Artists think radio pays better because artists equate being able to reach thousands of listeners to be the same as being able to reach one listener. If you would really like to calculate out the “fairness” between Spotify & terrestrial radio, there’s a simple way: find the royalty per person. Find a number of listeners per radio station (not so simple), and then divide it by the royalty check of 1 play. Do the same for Spotify. There’s some extra bonuses that comes along with radio, however it is my theory that the larger the radio station, the less money artists are actually getting paid because the denominator, or number of people listening, increases while the royalties stay relatively the same.

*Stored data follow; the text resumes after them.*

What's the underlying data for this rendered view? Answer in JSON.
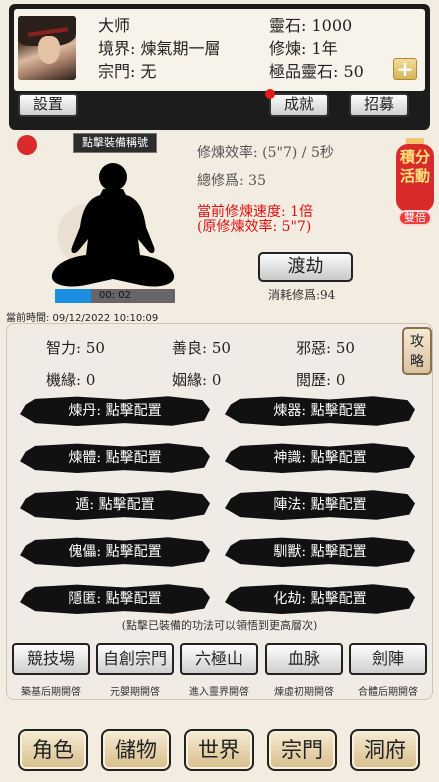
{
  "player": {
    "name": "大师",
    "realm_label": "境界:",
    "realm": "煉氣期一層",
    "sect_label": "宗門:",
    "sect": "无",
    "spirit_stone_label": "靈石:",
    "spirit_stone": "1000",
    "cultivation_label": "修煉:",
    "cultivation_time": "1年",
    "premium_stone_label": "極品靈石:",
    "premium_stone": "50"
  },
  "header_buttons": {
    "settings": "設置",
    "achievements": "成就",
    "recruit": "招募",
    "plus": "+"
  },
  "cultivation": {
    "equip_label": "點擊裝備稱號",
    "efficiency": "修煉效率:  (5\"7) / 5秒",
    "total": "總修爲:  35",
    "current_speed": "當前修煉速度:  1倍",
    "original_efficiency": "(原修煉效率:  5\"7)",
    "progress_text": "00:  02",
    "progress_fraction": 0.3,
    "dujie_button": "渡劫",
    "consume": "消耗修爲:94",
    "current_time": "當前時間:  09/12/2022  10:10:09"
  },
  "event": {
    "lantern_text": "積分\n活動",
    "tag": "雙倍"
  },
  "attributes": {
    "row1": [
      {
        "label": "智力:",
        "value": "50"
      },
      {
        "label": "善良:",
        "value": "50"
      },
      {
        "label": "邪惡:",
        "value": "50"
      }
    ],
    "row2": [
      {
        "label": "機緣:",
        "value": "0"
      },
      {
        "label": "姻緣:",
        "value": "0"
      },
      {
        "label": "閲歷:",
        "value": "0"
      }
    ],
    "guide": "攻\n略"
  },
  "skills": [
    "煉丹:  點擊配置",
    "煉器:  點擊配置",
    "煉體:  點擊配置",
    "神識:  點擊配置",
    "遁:  點擊配置",
    "陣法:  點擊配置",
    "傀儡:  點擊配置",
    "馴獸:  點擊配置",
    "隱匿:  點擊配置",
    "化劫:  點擊配置"
  ],
  "skills_hint": "(點擊已裝備的功法可以領悟到更高層次)",
  "features": [
    {
      "label": "競技場",
      "sub": "築基后期開啓"
    },
    {
      "label": "自創宗門",
      "sub": "元嬰期開啓"
    },
    {
      "label": "六極山",
      "sub": "進入靈界開啓"
    },
    {
      "label": "血脉",
      "sub": "煉虛初期開啓"
    },
    {
      "label": "劍陣",
      "sub": "合體后期開啓"
    }
  ],
  "nav": [
    "角色",
    "儲物",
    "世界",
    "宗門",
    "洞府"
  ],
  "colors": {
    "accent_red": "#e01010",
    "progress_blue": "#1a8fe0",
    "lantern_red": "#d92b2b"
  }
}
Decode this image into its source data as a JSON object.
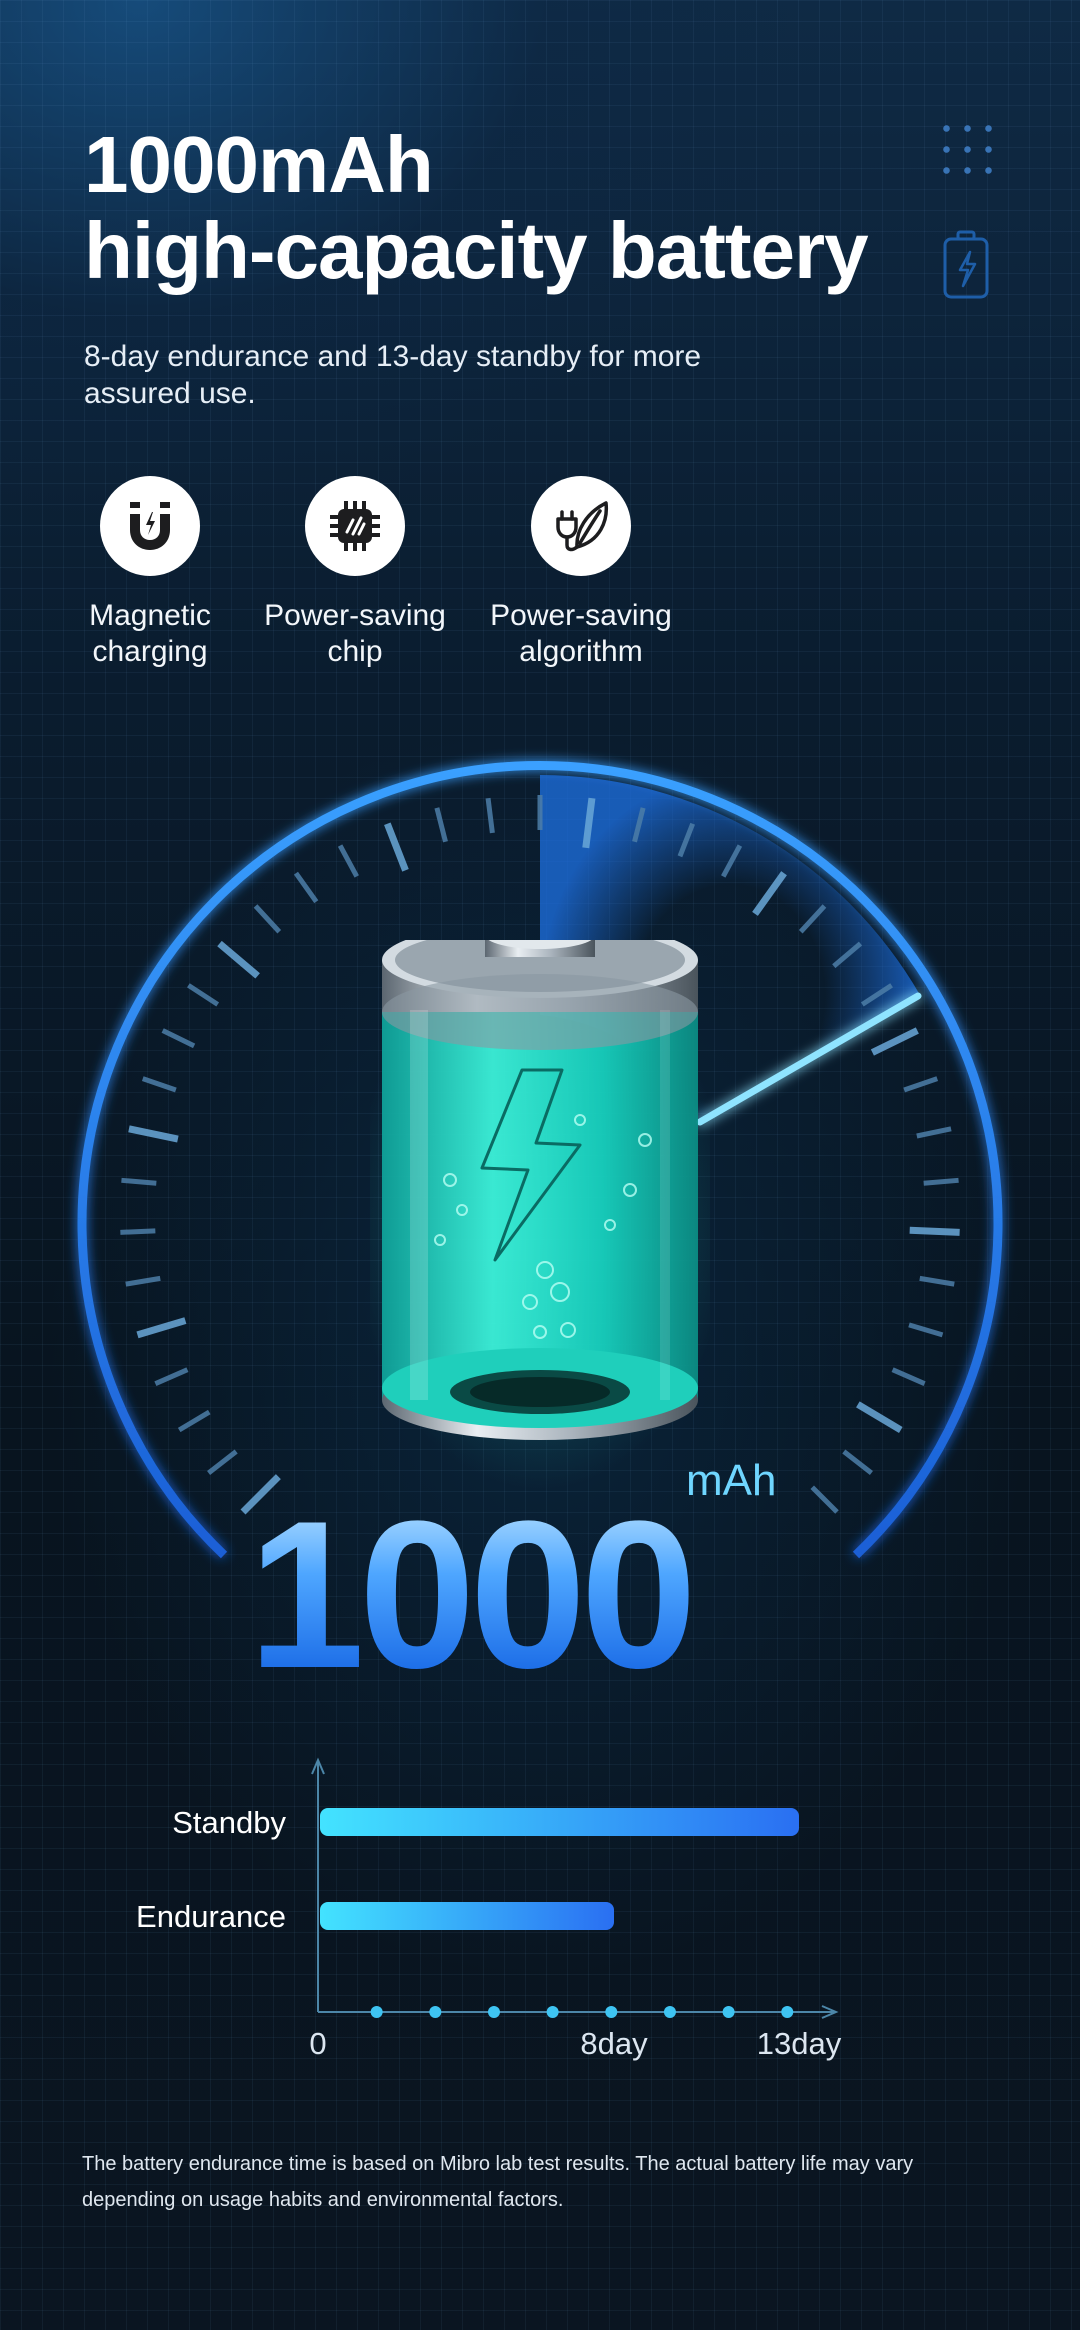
{
  "header": {
    "title_line1": "1000mAh",
    "title_line2": "high-capacity battery",
    "subtitle": "8-day endurance and 13-day standby for more assured use."
  },
  "features": [
    {
      "label": "Magnetic\ncharging",
      "icon": "magnet-icon"
    },
    {
      "label": "Power-saving\nchip",
      "icon": "chip-icon"
    },
    {
      "label": "Power-saving\nalgorithm",
      "icon": "plug-leaf-icon"
    }
  ],
  "capacity": {
    "value": "1000",
    "unit": "mAh"
  },
  "chart_data": {
    "type": "bar",
    "orientation": "horizontal",
    "categories": [
      "Standby",
      "Endurance"
    ],
    "values": [
      13,
      8
    ],
    "xlim": [
      0,
      14
    ],
    "x_ticks": [
      "0",
      "8day",
      "13day"
    ],
    "x_tick_values": [
      0,
      8,
      13
    ],
    "colors": {
      "bar_start": "#43e3ff",
      "bar_end": "#2a6ff2",
      "axis": "#4c86a8",
      "dot": "#3ec4f2"
    }
  },
  "footnote": "The battery endurance time is based on Mibro lab test results. The actual battery life may vary depending on usage habits and environmental factors.",
  "colors": {
    "accent": "#2f8dff",
    "battery_liquid": "#19d9c2",
    "unit_text": "#6fd6ff"
  }
}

Big-label artists accept low-royalties
Whenever an artist signs onto a big-label, they are signing away 50-85% of their royalty payments to the label. If an artist has extra personnel contributing, the chunk that the artist receives gets smaller and smaller. Calvin Harris’ most recent album Motion credited 20 other people, beside Calvin Harris, to have contributed to the album. Each one of these 20 people receives a cut of the songs they contributed towards. Special legal provisions also make digital streaming services like Spotify and satellite radio services like SiriusXM to pay songwriters more than other forms of royalties. If artists want to max out their streaming checks, they need to fight to maintain ownership of the music. The more hands in the pot means the less for the artist.
Spotify is more reliable than album sales
The average consumer does not pay for music. They don’t expect to. As a millennial myself, I attach absolutely zero money to buy recorded music. I only voluntarily spend money on music if I want to support one of my favorite musicians–maybe 3 artists at max that. The rest of my music spending is either from iTunes gift cards, or when I really need a track for a DJ set. Otherwise, I spend $0 on recorded music.

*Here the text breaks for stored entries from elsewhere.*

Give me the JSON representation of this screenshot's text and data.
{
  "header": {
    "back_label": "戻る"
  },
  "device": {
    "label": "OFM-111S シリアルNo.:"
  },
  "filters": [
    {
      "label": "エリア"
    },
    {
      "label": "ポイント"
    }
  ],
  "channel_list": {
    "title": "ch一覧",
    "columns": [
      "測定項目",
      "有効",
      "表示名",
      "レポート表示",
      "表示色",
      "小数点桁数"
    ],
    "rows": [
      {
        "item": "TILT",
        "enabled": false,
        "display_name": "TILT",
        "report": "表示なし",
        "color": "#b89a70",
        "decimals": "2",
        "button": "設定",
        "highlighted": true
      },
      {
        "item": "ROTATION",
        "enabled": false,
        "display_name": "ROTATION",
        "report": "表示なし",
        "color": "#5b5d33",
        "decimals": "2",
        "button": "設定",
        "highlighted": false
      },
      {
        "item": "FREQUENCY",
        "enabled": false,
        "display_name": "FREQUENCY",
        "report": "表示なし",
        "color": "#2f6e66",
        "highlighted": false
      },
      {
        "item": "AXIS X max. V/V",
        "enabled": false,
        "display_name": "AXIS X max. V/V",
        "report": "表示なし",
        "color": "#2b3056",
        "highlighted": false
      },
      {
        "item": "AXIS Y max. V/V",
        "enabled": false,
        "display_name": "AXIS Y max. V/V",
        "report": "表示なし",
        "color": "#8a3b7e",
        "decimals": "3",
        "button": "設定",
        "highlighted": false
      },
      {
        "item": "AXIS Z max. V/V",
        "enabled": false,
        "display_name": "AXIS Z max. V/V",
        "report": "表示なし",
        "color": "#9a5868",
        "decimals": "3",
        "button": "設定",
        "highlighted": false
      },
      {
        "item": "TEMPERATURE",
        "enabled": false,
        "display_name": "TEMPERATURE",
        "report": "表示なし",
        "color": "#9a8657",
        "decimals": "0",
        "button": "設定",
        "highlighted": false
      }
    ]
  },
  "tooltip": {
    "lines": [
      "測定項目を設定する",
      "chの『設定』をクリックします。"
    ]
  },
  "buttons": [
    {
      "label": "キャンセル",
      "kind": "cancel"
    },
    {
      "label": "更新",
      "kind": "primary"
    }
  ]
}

I know there’s an artist reading this right now who is screaming, “why the hell won’t you buy music!!!”. What’s interesting is that the idea recorded music in vinyl, or CD’s, or .MP3’s, isn’t even 150 years old. Hell, mass-consumption of vinyl records is barely 100 years old. Selling music is 100 years old, playing music is thousands of years old. Don’t get romantic about the way the 20th century musicians made their money and think that you have to do the same things. A lot has changed since then.

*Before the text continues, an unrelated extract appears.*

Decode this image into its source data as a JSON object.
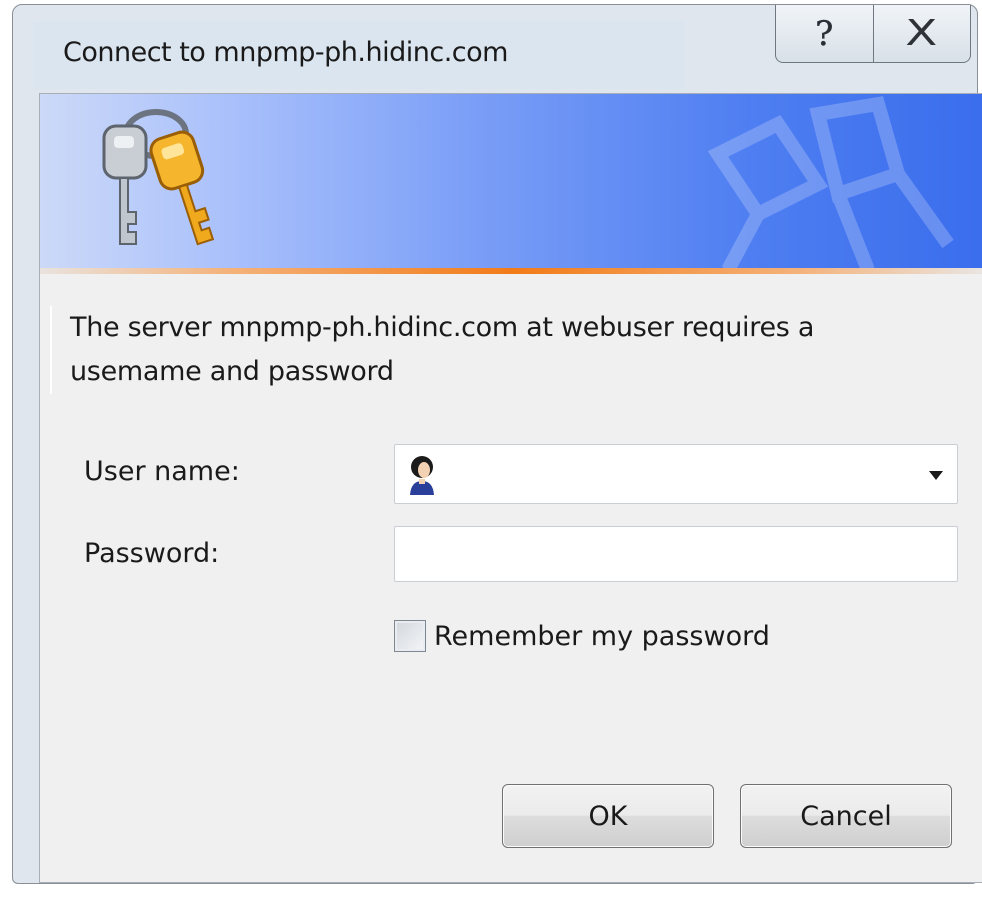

Since consumers have such a low value of music, it’s to the artist’s advantage to monetize on ways that do not charge the user. Publishing on streaming platforms allow artists to make money off of fans listening to their music.
One reason for artists to focus on building their Spotify follows is to have their music distributed straight to listeners on release. If tracks are delivered to listener’s streams, even in the form of sidebars, artists have an initial audience, and initial royalty money, to come in with every new release.
It’s easy to become Spotify Verified
Becoming verified on any platform is a good way to for artist’s to show they are legit. Verified doesn’t just signal the authenticity of the account, but also says that the artist is somehow important or worth paying attention to.
Spotify hands out Verifications at 250 followers. That’s nothing. There are some Twitter and Facebook accounts at hundreds of thousands of likes/follows that aren’t even verified yet.
Spotify offer free analytics
Spotify announced that it is debuting its completely free Fan Insights tools. Fan Insights shows artists the data about who listens to their music. Streaming services like YouTube and SoundCloud have offered location insights and similar data, however Spotify offers this data for free. Spotify also claims it goes more in-depth and offers more data points than its competitors. This release doesn’t mean much to big artists who can afford fancy analytics, but it could help out budding artists in choosing cities for their first tours, among other things.